Self-driving cars are such a common sight in San Francisco that they’re hardly worth a second look. But when an autonomous vehicle — sans backup driver — gets pulled over by the police, that’s worth a gander.
And that’s what happened the night of April 1, when a San Francisco police officer pulled over a fully autonomous Cruise vehicle in the Richmond District.
Despite written plans to deal with these kinds of scenarios, the video suggests that neither the police, nor the autonomous vehicle, were particularly well prepared for this encounter.
The video begins with a police officer approaching a stopped Cruise vehicle, seemingly unsure of what to do. As the officer was walking back to his cruiser, the AV surged forward, crossed an intersection and pulled over at the next block. The police cruiser followed close behind. The Cruise, a modified Chevy Bolt, then remained stationary, as police officers spent over a minute trying to gain entrance to the vehicle. By the time the video cuts out, the vehicle had rolled down its windows and a police officer was talking on the phone.
According to Cruise, which is owned by General Motors, the vehicle was pulled over due to a failure to turn on its headlights — an issue the company says it has corrected. The vehicle drove forward after initially being pulled over in order to stop in a safe location, the company said.
A Cruise spokesperson said that police officers on the scene contacted the company, and that the vehicle was released without a citation.
State regulations require autonomous vehicle companies to provide “law enforcement interaction plans” that explain to police officers how to engage with these vehicles. The April 1 incident — which was not a stunt or joke — represents an early test of how these plans work in practice.
Cruise has conducted trainings and walk-throughs with the San Francisco Police Department, the fire department and California Highway Patrol, a spokesperson said.
SFPD did not respond to questions about how AV law enforcement interaction plans are disseminated among officers, or whether every officer is briefed on these plans.
The Examiner reviewed Cruise’s law enforcement interaction plan as part of an investigation into AV regulation published last week.

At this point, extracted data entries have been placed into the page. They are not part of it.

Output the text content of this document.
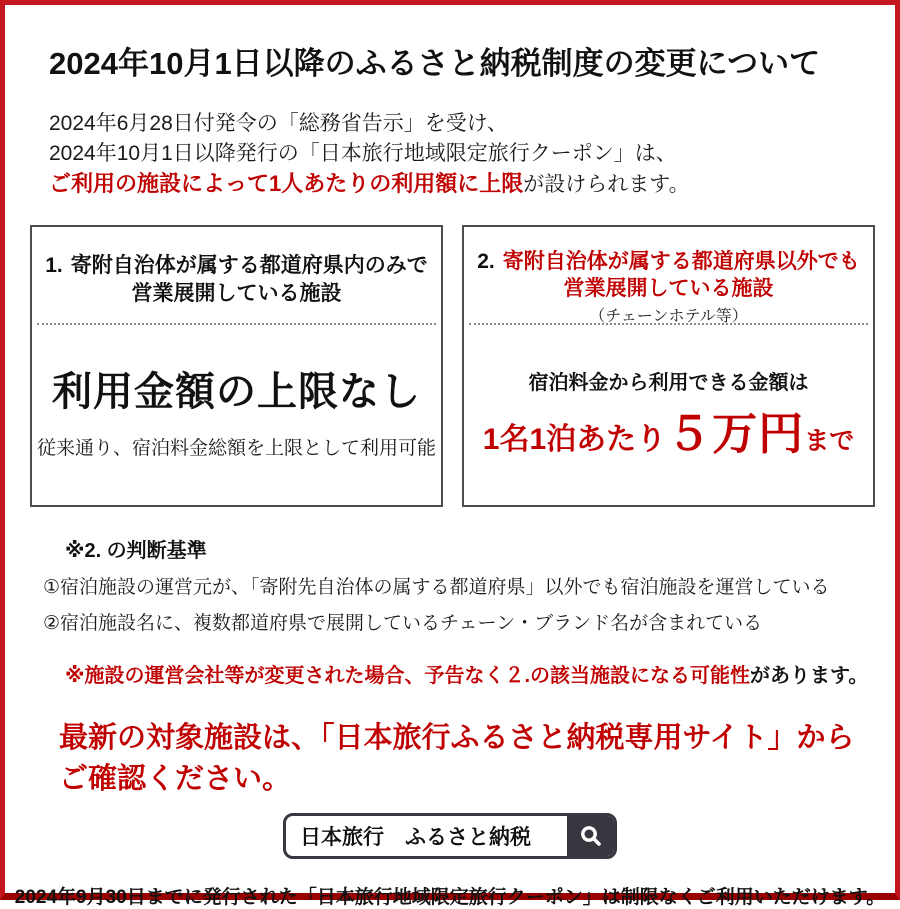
2024年10月1日以降のふるさと納税制度の変更について
2024年6月28日付発令の「総務省告示」を受け、
2024年10月1日以降発行の「日本旅行地域限定旅行クーポン」は、
ご利用の施設によって1人あたりの利用額に上限が設けられます。
1. 寄附自治体が属する都道府県内のみで
営業展開している施設
利用金額の上限なし
従来通り、宿泊料金総額を上限として利用可能
2. 寄附自治体が属する都道府県以外でも
営業展開している施設
（チェーンホテル等）
宿泊料金から利用できる金額は
1名1泊あたり５万円まで
※2. の判断基準
①宿泊施設の運営元が、「寄附先自治体の属する都道府県」以外でも宿泊施設を運営している
②宿泊施設名に、複数都道府県で展開しているチェーン・ブランド名が含まれている
※施設の運営会社等が変更された場合、予告なく２.の該当施設になる可能性があります。
最新の対象施設は、「日本旅行ふるさと納税専用サイト」から
ご確認ください。
日本旅行　ふるさと納税
2024年9月30日までに発行された「日本旅行地域限定旅行クーポン」は制限なくご利用いただけます。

The document, which is available for public viewing on Cruise’s website, says that its vehicles are programmed to identify first responders, and to safely pull over when instructed to do so. First responders must call a 24-hour hotline to gain access to the vehicle. Dashboard icons indicate whether the vehicle is still in fully autonomous mode. If need be, Cruise agents can direct first responders to disengage autonomous mode and take over from the computer to move the vehicle.

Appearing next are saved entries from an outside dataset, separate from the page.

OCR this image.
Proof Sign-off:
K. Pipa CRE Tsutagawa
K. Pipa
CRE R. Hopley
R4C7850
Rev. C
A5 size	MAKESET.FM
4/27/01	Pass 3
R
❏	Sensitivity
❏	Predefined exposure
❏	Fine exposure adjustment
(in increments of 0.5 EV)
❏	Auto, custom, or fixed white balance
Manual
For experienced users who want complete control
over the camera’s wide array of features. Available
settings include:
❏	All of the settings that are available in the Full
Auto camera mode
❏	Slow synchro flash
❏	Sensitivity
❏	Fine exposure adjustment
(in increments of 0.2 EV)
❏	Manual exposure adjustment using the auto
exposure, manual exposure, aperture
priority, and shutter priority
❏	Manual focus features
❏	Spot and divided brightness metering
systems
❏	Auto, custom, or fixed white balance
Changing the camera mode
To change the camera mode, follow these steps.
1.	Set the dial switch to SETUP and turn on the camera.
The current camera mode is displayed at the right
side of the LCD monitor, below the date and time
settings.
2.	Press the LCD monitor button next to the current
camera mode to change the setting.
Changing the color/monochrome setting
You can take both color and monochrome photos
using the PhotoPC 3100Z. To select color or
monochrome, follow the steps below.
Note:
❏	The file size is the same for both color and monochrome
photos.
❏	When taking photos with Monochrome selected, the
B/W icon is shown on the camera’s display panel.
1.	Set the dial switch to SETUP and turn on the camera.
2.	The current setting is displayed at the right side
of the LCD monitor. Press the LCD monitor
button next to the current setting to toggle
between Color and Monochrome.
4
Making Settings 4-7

Passengers riding in the back seat of a Cruise AV have access to a two-way communications link with Cruise staff and an “end ride” button. Cruise staff will be notified immediately in the event of a collision and will get in touch with passengers.
Waymo, another AV company doing driverless testing in San Francisco, has similar policies as part of its law enforcement interaction plan.
The April Fools’ Day incident comes as Cruise and Waymo have ramped up their testing and ride-hailing pilots on the streets of San Francisco.
Between December and February, fully autonomous Cruise vehicles drove more than 3,300 miles as part of its driverless ride-hailing pilot in more than 750 rides, according to data from the California Public Utilities Commission.
Waymo, which began its driverless ride hail pilot for employees in March, has been providing rides to select members of the public in autonomous vehicles with a backup driver for several months. Between December and February, its drivered ride-hailing vehicles logged 911,000 miles in more than 8,300 rides, according to CPUC data.
That’s on top of the more than 3 million miles — more than six round trips to the moon — that Cruise and Waymo drove, mostly on San Francisco’s streets, in 2021, representing more than 75% of miles traveled by AVs in California.